Jan. 15, 2014 8:39 p.m. ET
The Nets’ Jason Terry and Andrei Kirilenko meet Arsenal’s Lukasz Fabianski and Lukas Podolski in London on Wednesday. NBAE/Getty Images
LONDON—Thursday’s game between the Nets and Atlanta Hawks here at London’s O2 Arena will be just the eighth NBA regular-season game played outside the United States and Canada. But the league’s history overseas is far more extensive.
NBA teams have been traveling abroad for more than 35 years, beginning with the Washington Bullets’ loss to Israeli powerhouse Maccabi Tel Aviv in 1978—the first of 11 defeats NBA teams have suffered at the hands of foreign foes. The league has made inroads to the Chinese market in recent years as well.
Commissioner David Stern, who is in the final year of a 30-year reign, has even opined about a permanent European presence. To hear Nets players consider the subject this week, it sounds plausible—with a few notable caveats.
“I think Europe deserves to have an NBA team, but it’s impossible logistics, traveling,” said Nets forward and Russian native Andrei Kirilenko.
“It has to be the whole division here,” he continued, echoing Stern’s vision of a five-team European division. “It has to be a lot of teams here. It’s not going to be possible if it’s only one team playing in Europe and traveling all the way to U.S., playing and coming back.”
But it wouldn’t be so easy for a collection of current Euroleague teams to battle for the right to play an NBA champion. International rules tend to make the game easier for defenses, whereas the NBA’s defensive three-seconds rule is aimed at keeping the lane clear.
As Nets swingman Alan Anderson explained, players in Europe can “just sit in the lane.”
That disparity may sound mundane, but the ability to put a 7-foot center underneath the hoop without asking him to move his feet can prevent any type of penetration. It’s not all that different from Syracuse’s famed 2-3 zone.
If teams can’t penetrate, they’re forced to rely on perimeter shots. “A lot of teams, if you can’t shoot, they’ll exploit that,” said Anderson, who has played for eight teams in 12 different countries. “But in the NBA, it’s so spread out with all the athletes.

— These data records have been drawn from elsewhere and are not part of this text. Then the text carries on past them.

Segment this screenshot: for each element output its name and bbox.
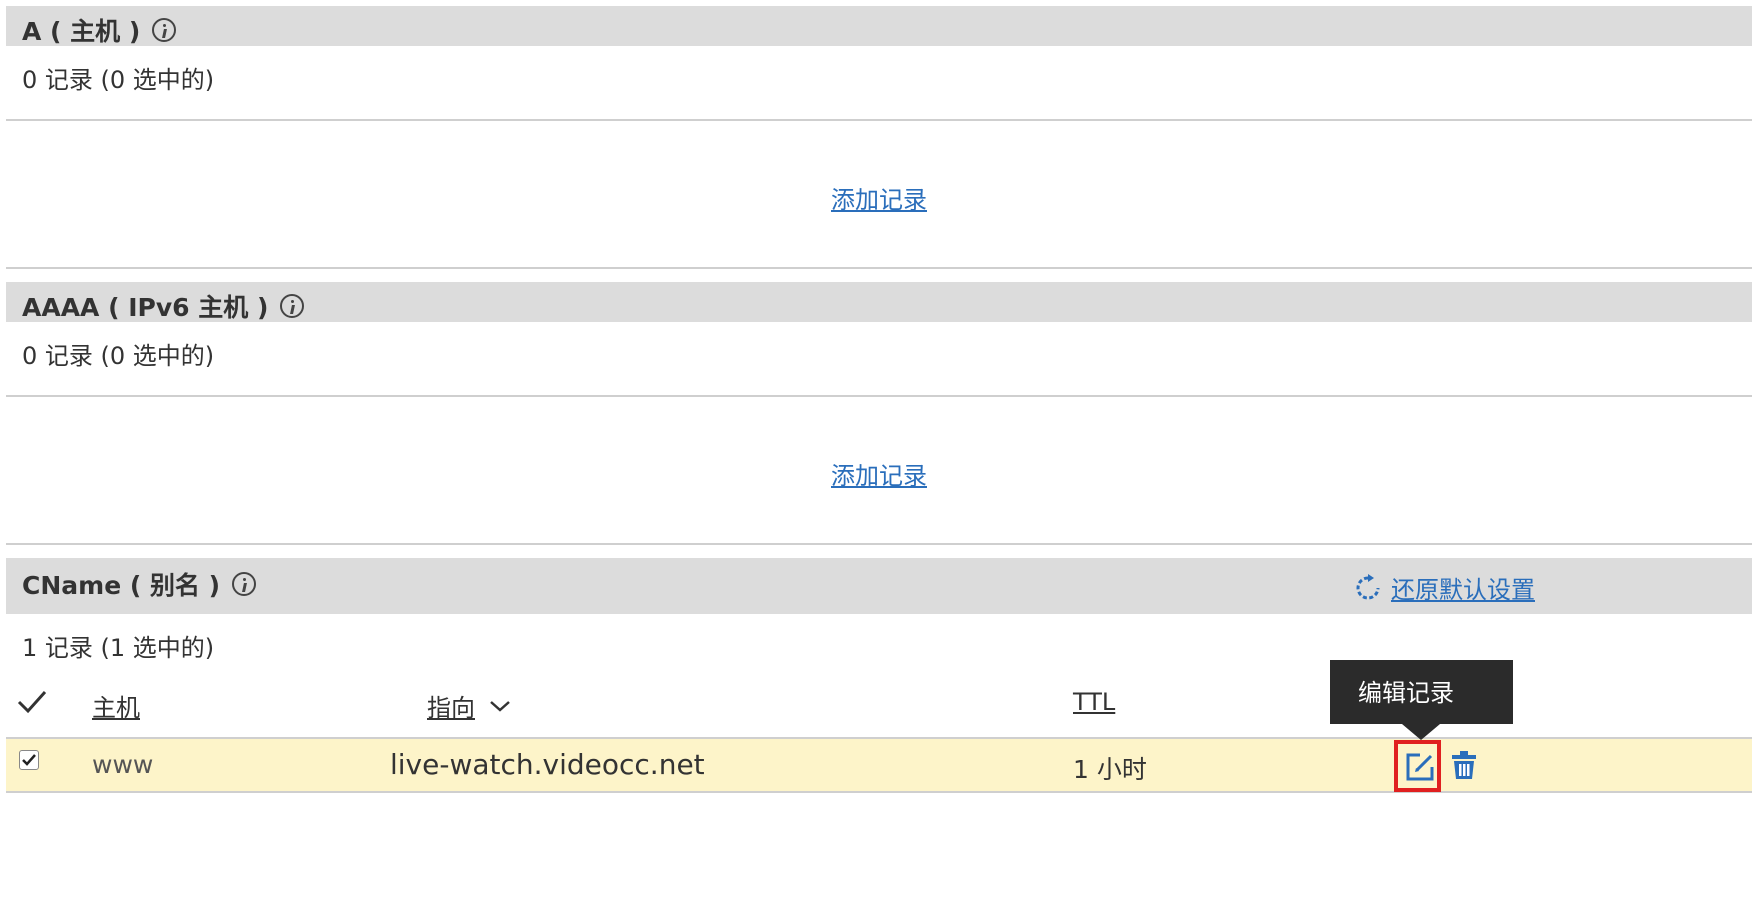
info-icon[interactable] <box>232 572 257 596</box>
info-icon[interactable] <box>280 294 305 318</box>
column-header-points-to[interactable]: 指向 <box>427 688 511 723</box>
row-host: www <box>92 750 154 779</box>
section-a-record-count: 0 记录 (0 选中的) <box>22 66 215 94</box>
divider <box>6 119 1752 121</box>
section-cname-title-row: CName ( 别名 ) <box>22 566 257 602</box>
section-a-title: A ( 主机 ) <box>22 17 141 46</box>
divider <box>6 267 1752 269</box>
chevron-down-icon <box>490 700 510 712</box>
checkmark-icon[interactable] <box>16 688 48 716</box>
restore-defaults-label[interactable]: 还原默认设置 <box>1391 570 1535 605</box>
table-row <box>6 737 1752 793</box>
trash-icon[interactable] <box>1451 750 1477 780</box>
column-header-host[interactable]: 主机 <box>92 688 140 723</box>
section-a-add-record-link[interactable]: 添加记录 <box>0 180 1758 215</box>
divider <box>6 543 1752 545</box>
edit-record-tooltip: 编辑记录 <box>1330 660 1513 724</box>
section-aaaa-add-record-link[interactable]: 添加记录 <box>0 456 1758 491</box>
info-icon[interactable] <box>152 18 177 42</box>
section-aaaa-title-row: AAAA ( IPv6 主机 ) <box>22 288 305 324</box>
divider <box>6 395 1752 397</box>
section-aaaa-record-count: 0 记录 (0 选中的) <box>22 342 215 370</box>
column-header-ttl[interactable]: TTL <box>1073 688 1115 716</box>
tooltip-arrow <box>1402 724 1440 740</box>
edit-icon <box>1406 753 1434 781</box>
restore-defaults-button[interactable]: 还原默认设置 <box>1355 570 1535 605</box>
section-a-title-row: A ( 主机 ) <box>22 12 177 48</box>
section-a-header <box>6 6 1752 46</box>
section-aaaa-title: AAAA ( IPv6 主机 ) <box>22 293 269 322</box>
section-cname-record-count: 1 记录 (1 选中的) <box>22 634 215 662</box>
refresh-icon <box>1356 573 1380 599</box>
edit-record-button[interactable] <box>1394 740 1441 792</box>
row-checkbox[interactable] <box>19 750 39 770</box>
section-cname-title: CName ( 别名 ) <box>22 571 221 600</box>
column-header-points-to-label: 指向 <box>427 694 475 722</box>
row-points-to: live-watch.videocc.net <box>390 748 705 781</box>
row-ttl: 1 小时 <box>1073 755 1147 784</box>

It’s tough, because there are so many guys that can get into the lane. It’s night and day.”
Even if Europe had actual NBA teams playing under NBA rules, the North American franchises would still have the advantage of familiarity with American free agents. It’s one thing to travel abroad for a few games. It’s another to immerse yourself in a new culture—particularly when it comes to food.
“Israel and Spain were good for me, but when I first went to Italy, China and Russia, those places, it was tough because they didn’t have all the food I was accustomed to eating,” Anderson said.

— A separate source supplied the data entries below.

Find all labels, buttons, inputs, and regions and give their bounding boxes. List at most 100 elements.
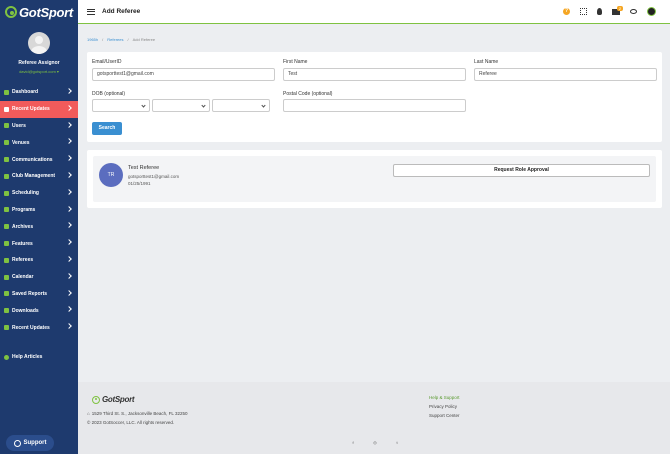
first-name-field[interactable]: Test <box>283 68 466 81</box>
sidebar-item-label: Archives <box>12 223 34 230</box>
chevron-right-icon <box>66 289 72 296</box>
archive-icon <box>4 224 9 230</box>
sidebar-item-label: Recent Updates <box>12 106 50 113</box>
breadcrumb: 1965h / Referees / Add Referee <box>87 37 155 42</box>
chevron-right-icon <box>66 306 72 313</box>
user-email-dropdown[interactable]: david@gotsport.com ▾ <box>0 69 78 74</box>
sidebar-item-dashboard[interactable]: Dashboard <box>0 84 78 101</box>
calendar-icon <box>4 274 9 280</box>
chevron-right-icon <box>66 205 72 212</box>
sidebar-item-label: Features <box>12 240 33 247</box>
users-icon <box>4 123 9 129</box>
breadcrumb-current: Add Referee <box>132 37 156 42</box>
dob-year-select[interactable] <box>212 99 270 112</box>
sidebar-item-label: Dashboard <box>12 89 39 96</box>
sidebar-item-label: Users <box>12 122 26 129</box>
support-center-link[interactable]: Support Center <box>429 413 460 418</box>
footer-links-title: Help & Support <box>429 395 460 400</box>
last-name-field[interactable]: Referee <box>474 68 657 81</box>
sidebar-item-label: Communications <box>12 156 53 163</box>
privacy-policy-link[interactable]: Privacy Policy <box>429 404 460 409</box>
sidebar-item-communications[interactable]: Communications <box>0 151 78 168</box>
email-label: Email/UserID <box>92 59 122 65</box>
help-circle-icon <box>4 354 9 360</box>
referee-email: gotsporttest1@gmail.com <box>128 174 180 179</box>
help-articles-label: Help Articles <box>12 354 43 360</box>
sidebar-item-referees[interactable]: Referees <box>0 252 78 269</box>
breadcrumb-separator: / <box>102 37 104 42</box>
logo-icon <box>92 395 100 404</box>
sidebar-item-label: Scheduling <box>12 190 39 197</box>
user-icon[interactable] <box>597 8 602 15</box>
chevron-right-icon <box>66 239 72 246</box>
sidebar-item-downloads[interactable]: Downloads <box>0 302 78 319</box>
chevron-right-icon <box>66 121 72 128</box>
breadcrumb-home[interactable]: 1965h <box>87 37 98 42</box>
chevron-right-icon <box>66 88 72 94</box>
request-role-approval-button[interactable]: Request Role Approval <box>393 164 650 177</box>
footer-logo[interactable]: GotSport <box>92 395 135 404</box>
report-icon <box>4 291 9 297</box>
programs-icon <box>4 207 9 213</box>
gotsport-logo[interactable]: GotSport <box>0 0 78 24</box>
help-articles-link[interactable]: Help Articles <box>4 354 42 360</box>
sidebar-item-label: Venues <box>12 139 30 146</box>
sidebar-item-saved-reports[interactable]: Saved Reports <box>0 286 78 303</box>
mail-icon[interactable]: 2 <box>612 5 623 15</box>
sidebar-item-users[interactable]: Users <box>0 118 78 135</box>
footer-links: Help & Support Privacy Policy Support Ce… <box>429 395 460 422</box>
dob-day-select[interactable] <box>152 99 210 112</box>
help-icon[interactable]: ? <box>563 8 570 15</box>
support-button[interactable]: Support <box>6 435 54 451</box>
sidebar-item-programs[interactable]: Programs <box>0 202 78 219</box>
apps-grid-icon[interactable] <box>580 8 587 15</box>
topbar-icons: ? 2 <box>563 5 656 16</box>
breadcrumb-separator: / <box>127 37 129 42</box>
sidebar-nav: Dashboard Recent Updates Users Venues Co… <box>0 84 78 336</box>
chevron-right-icon <box>66 104 72 111</box>
sidebar-item-club-management[interactable]: Club Management <box>0 168 78 185</box>
venues-icon <box>4 140 9 146</box>
sidebar-item-archives[interactable]: Archives <box>0 218 78 235</box>
breadcrumb-referees[interactable]: Referees <box>107 37 123 42</box>
logo-icon <box>5 6 17 18</box>
updates-icon <box>4 325 9 331</box>
sidebar: GotSport Referee Assignor david@gotsport… <box>0 0 78 454</box>
avatar[interactable] <box>28 32 50 54</box>
search-form-card: Email/UserID gotsporttest1@gmail.com Fir… <box>87 52 662 142</box>
referee-initials-avatar: TR <box>99 163 123 187</box>
facebook-icon[interactable]: f <box>350 440 356 446</box>
sidebar-item-recent-updates[interactable]: Recent Updates <box>0 100 78 118</box>
sidebar-item-venues[interactable]: Venues <box>0 134 78 151</box>
club-icon <box>4 173 9 179</box>
menu-icon[interactable] <box>87 8 95 15</box>
last-name-label: Last Name <box>474 59 499 65</box>
chevron-right-icon <box>66 188 72 195</box>
footer-address-text: 1529 Third St. S., Jacksonville Beach, F… <box>91 411 188 416</box>
chevron-right-icon <box>66 323 72 329</box>
question-icon <box>13 439 21 447</box>
footer: GotSport ⌂ 1529 Third St. S., Jacksonvil… <box>78 382 670 454</box>
search-button[interactable]: Search <box>92 122 122 135</box>
twitter-icon[interactable]: t <box>394 440 400 446</box>
chevron-right-icon <box>66 272 72 279</box>
sidebar-item-features[interactable]: Features <box>0 235 78 252</box>
instagram-icon[interactable]: ◎ <box>372 440 378 446</box>
sidebar-item-label: Downloads <box>12 307 39 314</box>
postal-code-field[interactable] <box>283 99 466 112</box>
sidebar-item-recent-updates-2[interactable]: Recent Updates <box>0 319 78 336</box>
chevron-right-icon <box>66 172 72 178</box>
dob-month-select[interactable] <box>92 99 150 112</box>
sidebar-item-scheduling[interactable]: Scheduling <box>0 185 78 202</box>
search-result-card: TR Test Referee gotsporttest1@gmail.com … <box>87 150 662 208</box>
footer-copyright: © 2023 GotSoccer, LLC. All rights reserv… <box>87 420 175 425</box>
email-field[interactable]: gotsporttest1@gmail.com <box>92 68 275 81</box>
soccer-ball-icon[interactable] <box>647 7 656 16</box>
dob-label: DOB (optional) <box>92 91 126 97</box>
social-links: f ◎ t <box>350 440 400 446</box>
chat-icon[interactable] <box>630 9 637 14</box>
sidebar-item-calendar[interactable]: Calendar <box>0 269 78 286</box>
sidebar-item-label: Referees <box>12 257 34 264</box>
result-row: TR Test Referee gotsporttest1@gmail.com … <box>93 156 656 202</box>
sidebar-item-label: Programs <box>12 206 36 213</box>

Likewise, European teams would have an advantage with European free agents. Kirilenko said he would definitely be willing to sign with an NBA team in Russia—not surprising considering he already left NBA once, in 2011, for a second stint with CSKA Moscow.

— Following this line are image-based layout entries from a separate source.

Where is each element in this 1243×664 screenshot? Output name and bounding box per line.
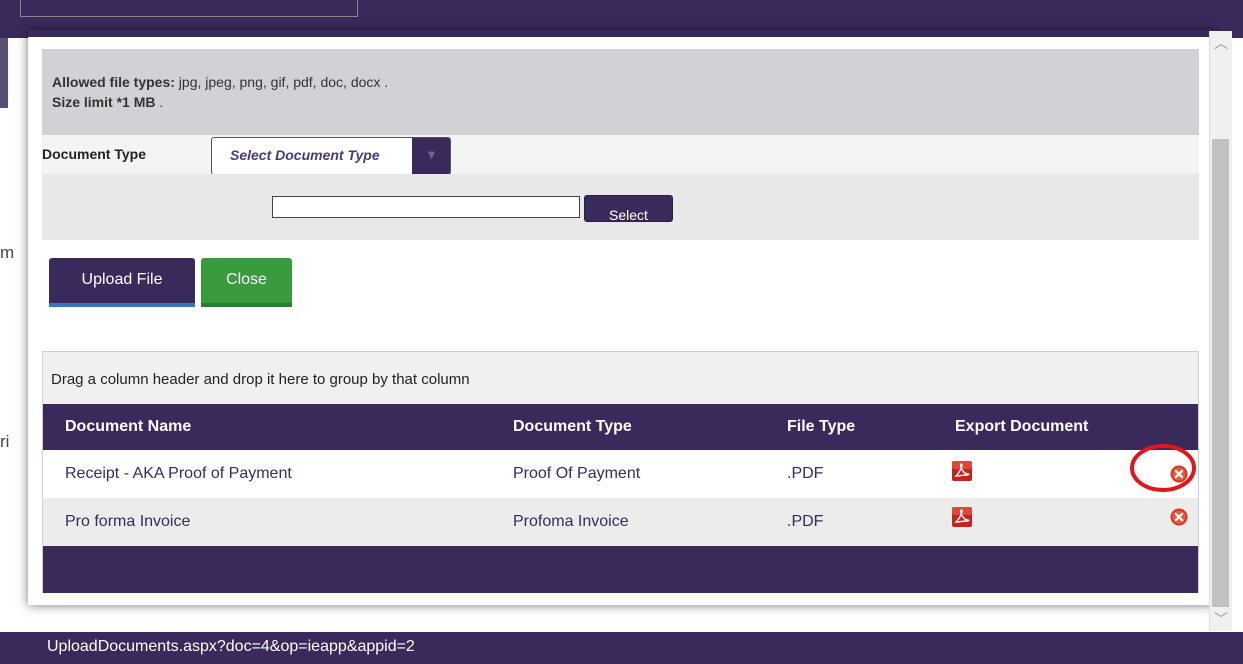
document-name-cell: Pro forma Invoice xyxy=(65,513,191,530)
column-header-export-document[interactable]: Export Document xyxy=(955,418,1088,436)
column-header-file-type[interactable]: File Type xyxy=(787,418,855,436)
select-file-button[interactable]: Select xyxy=(584,195,673,222)
allowed-types-label: Allowed file types: xyxy=(52,74,175,90)
background-left-strip xyxy=(0,38,8,108)
chevron-down-icon: ▼ xyxy=(425,147,438,162)
size-limit-suffix: . xyxy=(155,94,164,110)
file-path-input[interactable] xyxy=(272,196,580,218)
table-row: Pro forma Invoice Profoma Invoice .PDF xyxy=(43,498,1198,546)
table-row: Receipt - AKA Proof of Payment Proof Of … xyxy=(43,450,1198,498)
close-button[interactable]: Close xyxy=(201,258,292,307)
highlight-annotation xyxy=(1130,444,1196,492)
file-type-cell: .PDF xyxy=(787,513,824,530)
pdf-icon[interactable] xyxy=(952,461,972,481)
document-type-cell: Proof Of Payment xyxy=(513,465,641,482)
documents-grid: Drag a column header and drop it here to… xyxy=(42,351,1199,593)
grid-footer xyxy=(43,546,1198,593)
file-info-panel xyxy=(42,49,1199,135)
chevron-up-icon[interactable]: ︿ xyxy=(1214,33,1228,53)
document-type-dropdown-button[interactable]: ▼ xyxy=(412,138,450,174)
background-text-fragment: ri xyxy=(0,432,10,451)
allowed-file-types: Allowed file types: jpg, jpeg, png, gif,… xyxy=(52,74,388,90)
dialog-top-border xyxy=(28,30,1216,37)
document-type-selected-value: Select Document Type xyxy=(230,147,380,163)
group-by-panel[interactable]: Drag a column header and drop it here to… xyxy=(43,352,1198,404)
file-type-cell: .PDF xyxy=(787,465,824,482)
size-limit: Size limit *1 MB . xyxy=(52,94,163,110)
scrollbar-thumb[interactable] xyxy=(1212,139,1229,607)
column-header-document-name[interactable]: Document Name xyxy=(65,418,191,436)
size-limit-label: Size limit *1 MB xyxy=(52,94,156,110)
document-type-cell: Profoma Invoice xyxy=(513,513,629,530)
group-by-hint: Drag a column header and drop it here to… xyxy=(51,371,470,388)
document-type-select[interactable]: Select Document Type ▼ xyxy=(211,137,451,175)
allowed-types-value: jpg, jpeg, png, gif, pdf, doc, docx . xyxy=(174,74,389,90)
document-type-label: Document Type xyxy=(42,146,146,162)
status-url: UploadDocuments.aspx?doc=4&op=ieapp&appi… xyxy=(47,638,415,655)
pdf-icon[interactable] xyxy=(952,507,972,527)
dialog-scrollbar[interactable]: ︿ ﹀ xyxy=(1209,31,1232,631)
background-text-fragment: m xyxy=(0,243,15,262)
delete-icon[interactable] xyxy=(1170,508,1188,526)
column-header-document-type[interactable]: Document Type xyxy=(513,418,632,436)
chevron-down-icon[interactable]: ﹀ xyxy=(1214,609,1228,629)
background-top-box xyxy=(20,0,358,17)
upload-file-button[interactable]: Upload File xyxy=(49,258,195,307)
document-name-cell: Receipt - AKA Proof of Payment xyxy=(65,465,292,482)
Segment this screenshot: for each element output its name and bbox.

The varying income-tax rates around Europe would be another consideration for free agents, but in general, the trend toward globalization means more money for more players.
“There’s a dynamic that exists in the NBA,” Nets CEO Brett Yormark said Wednesday at a conference on the globalization of sports in London. “If the NBA—the sport—wins, so do the players. They have a vested interest to go global.”
The Nets are among several franchises that have made a significant effort to be a part of the NBA’s vision. This is the team’s third trip to London (they’ve already traveled to Russia and China in recent years), and all 82 of their games will be broadcast internationally this season.
The Nets don’t need to impress Paris and London to pay their bills, particularly while the team’s Russian owner, Mikhail Prokhorov, remains one of the world’s richest men. The more important factor is significant fan support. Basketball is not an indigenous sport in Europe, and has virtually no presence on university campuses.
It’s difficult to gauge just how interested Londonites are in Thursday’s game, which is sold out. There are those, such as City College student Ale Boudrigua, who bought a Nets hat, but said she has no real interest in the team. “Basketball doesn’t mean anything for me,” she said.
Then there are the city’s many international residents, such as American-born soccer player Oguchi Onyewu, who recently joined Sheffield Wednesday F.C.
Onyewu isn’t a die-hard basketball fan—likely the product of growing up around Washington during a tough era for the Bullets/Wizards franchise—but he did note an increased interest in the NBA from his teammates.
“Sometimes I think they follow it more than I do,” Onyewu said of his fellow footballers. “They’re really interested in it, for the most part, and it’s actually quite shocking that you have such a strong following over here in Europe.”
Onyewu, for one, is predicting big things for the NBA overseas.
“You’ll see it tomorrow, this arena will be sold out and everyone will want to be here. It’s been abuzz for the last week—the NBA’s coming to town.”
And it might actually be staying this time.